Le quartier général des Kataebs devenu un refuge pour manifestants pacifiques est un scoop digne des meilleures agences de presse !

Pour mémoire, ce bâtiment est un sinistre vestige de la guerre civile et, sans doute, celui d’une tractation avec Rafik Hariri et la direction Kataeb. Il s’évita ainsi une destruction au bulldozer et à la dynamite comme tant d’immeubles d’un centre-ville revu et corrigé à la sauce Hariri. Le manque d’élégance du bâtiment cloisonné tranche avec la grâce de l’arbre qu’on voit en face avec sa corolle verte et son tronc noueux.

Samy n’est pas un bénévole parmi les manifestants. Certains d’entre eux évoquent le Liban comme Suisse du Moyen-Orient en objectif à leur engagement.

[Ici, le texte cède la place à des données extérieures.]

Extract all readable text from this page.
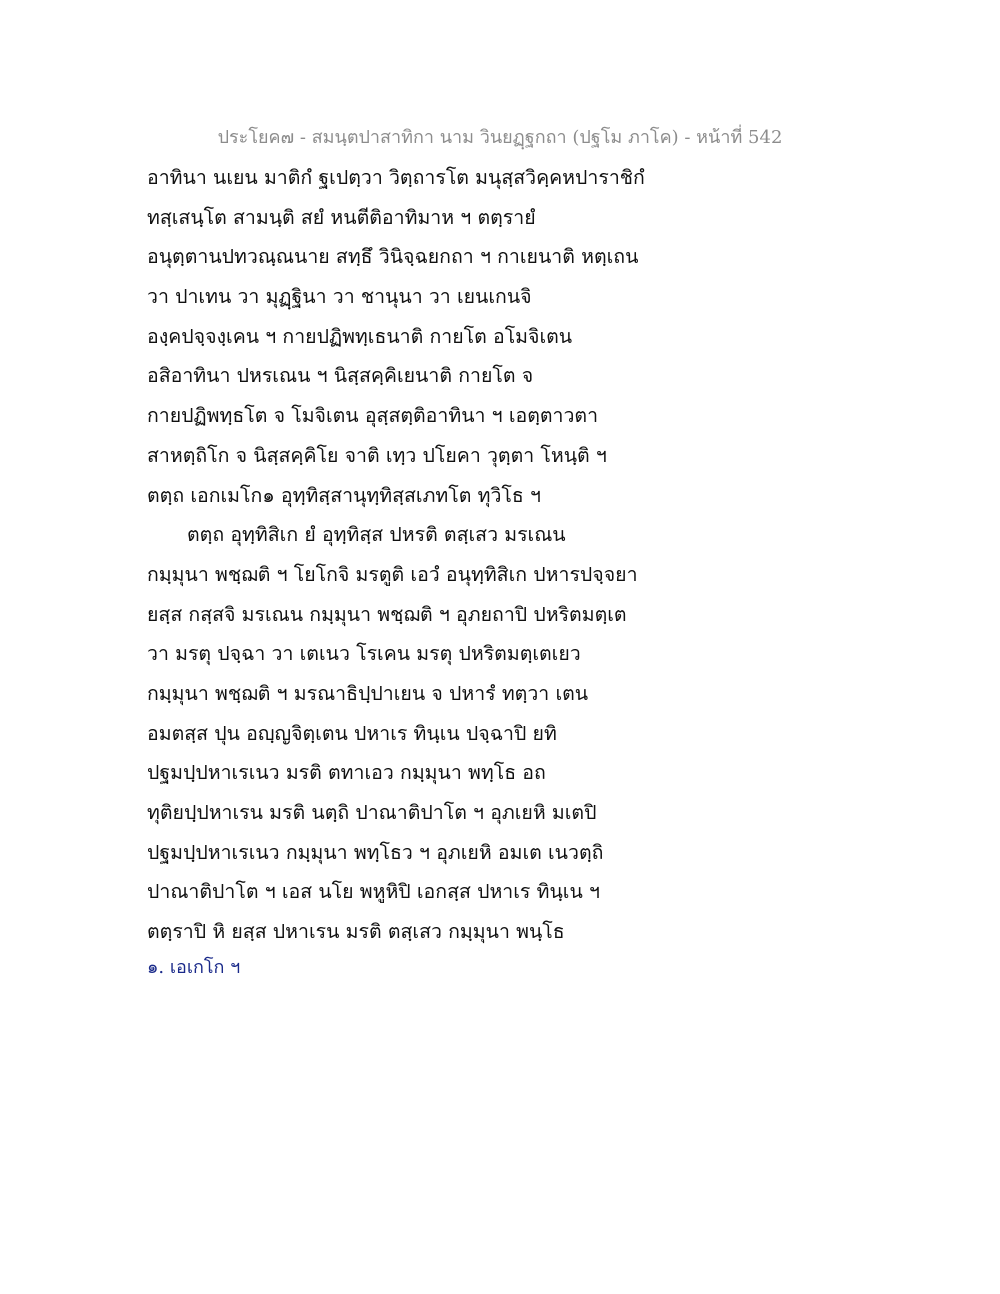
ประโยค๗ - สมนฺตปาสาทิกา นาม วินยฏฺฐกถา (ปฐโม ภาโค) - หน้าที่ 542
อาทินา นเยน มาติกํ ฐเปตฺวา วิตฺถารโต มนุสฺสวิคฺคหปาราชิกํ
ทสฺเสนฺโต สามนฺติ สยํ หนตีติอาทิมาห ฯ ตตฺรายํ
อนุตฺตานปทวณฺณนาย สทฺธึ วินิจฺฉยกถา ฯ กาเยนาติ หตฺเถน
วา ปาเทน วา มุฏฺฐินา วา ชานุนา วา เยนเกนจิ
องฺคปจฺจงฺเคน ฯ กายปฏิพทฺเธนาติ กายโต อโมจิเตน
อสิอาทินา ปหรเณน ฯ นิสฺสคฺคิเยนาติ กายโต จ
กายปฏิพทฺธโต จ โมจิเตน อุสฺสตฺติอาทินา ฯ เอตฺตาวตา
สาหตฺถิโก จ นิสฺสคฺคิโย จาติ เทฺว ปโยคา วุตฺตา โหนฺติ ฯ
ตตฺถ เอกเมโก๑ อุทฺทิสฺสานุทฺทิสฺสเภทโต ทุวิโธ ฯ
ตตฺถ อุทฺทิสิเก ยํ อุทฺทิสฺส ปหรติ ตสฺเสว มรเณน
กมฺมุนา พชฺฌติ ฯ โยโกจิ มรตูติ เอวํ อนุทฺทิสิเก ปหารปจฺจยา
ยสฺส กสฺสจิ มรเณน กมฺมุนา พชฺฌติ ฯ อุภยถาปิ ปหริตมตฺเต
วา มรตุ ปจฺฉา วา เตเนว โรเคน มรตุ ปหริตมตฺเตเยว
กมฺมุนา พชฺฌติ ฯ มรณาธิปฺปาเยน จ ปหารํ ทตฺวา เตน
อมตสฺส ปุน อญฺญจิตฺเตน ปหาเร ทินฺเน ปจฺฉาปิ ยทิ
ปฐมปฺปหาเรเนว มรติ ตทาเอว กมฺมุนา พทฺโธ อถ
ทุติยปฺปหาเรน มรติ นตฺถิ ปาณาติปาโต ฯ อุภเยหิ มเตปิ
ปฐมปฺปหาเรเนว กมฺมุนา พทฺโธว ฯ อุภเยหิ อมเต เนวตฺถิ
ปาณาติปาโต ฯ เอส นโย พหูหิปิ เอกสฺส ปหาเร ทินฺเน ฯ
ตตฺราปิ หิ ยสฺส ปหาเรน มรติ ตสฺเสว กมฺมุนา พนฺโธ
๑. เอเกโก ฯ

Un autre membre éminent du parti, le ministre du travail, Kamil Abu Sleiman, repris par la chaîne Al Jazeera, s’inquiète pour les salariés libanais licenciés massivement depuis quelques mois par les entreprises. Il a même prévu une commission pour ce faire. S’agit-il d’appliquer le Code du travail ? Le ministre n’évoque aucune mesure coercitive. Il est vrai que désigné comme l’un des meilleurs avocats d’affaires du monde, il possède toutes les vertus d’un dirigeant syndicaliste. À moins qu’il ne s’agisse, sous la pression des événements, d’une reconversion en faveur du droit du travail ?

Quelques heures plus tôt, d’autres partis politiques firent la démonstration de leur soutien au mouvement. Masqués, armés de bâtons, à pied ou à moto, ils s’invitent au centre-ville et s’en prennent aux structures érigées par les manifestants. Par chance, peu de personnes pour les accueillir, si ce n’est la police anti-émeute qui les repousse vers leurs quartiers. Il s’agissait des nervis d’Amal et du Hezbollah, dont une vidéo malveillante sur Internet avait réveillé le sens du civisme.

Ces batailles, montées en épingle, ne sont pas le fait des manifestants, plutôt attentifs à éviter les affrontements et à trouver des revendications et objectifs communs aux protestataires. Les femmes souvent en première ligne pour en défendre l’orientation.

Ces affrontements indiquent les tendances au sein de la classe politique libanaise, avec sa cohorte de clans et partis. Leur souhait à tous est de mettre fin à ce mouvement qui leur échappe.

Les méthodes s’adaptent à la dynamique de la situation : infiltration, soutien, empathie, critique, visite menaçante à domicile ou envoi de nervis en attendant pire.

Empêtrés dans leur crise politique et économique, ils essayent de trouver un Premier ministre et un cabinet pas trop mouillés dans les affaires et la corruption. Mission impossible au Liban. La combinaison est d’autant plus hasardeuse que les uns subissent la pression des Etats-Unis et de l’Europe, d’autres s’en remettent aux conseils et soutiens de l’Iran et des forces régionales. Les uns et les autres n’étant que là pour perpétuer le système. « Tout changer pour ne rien changer ».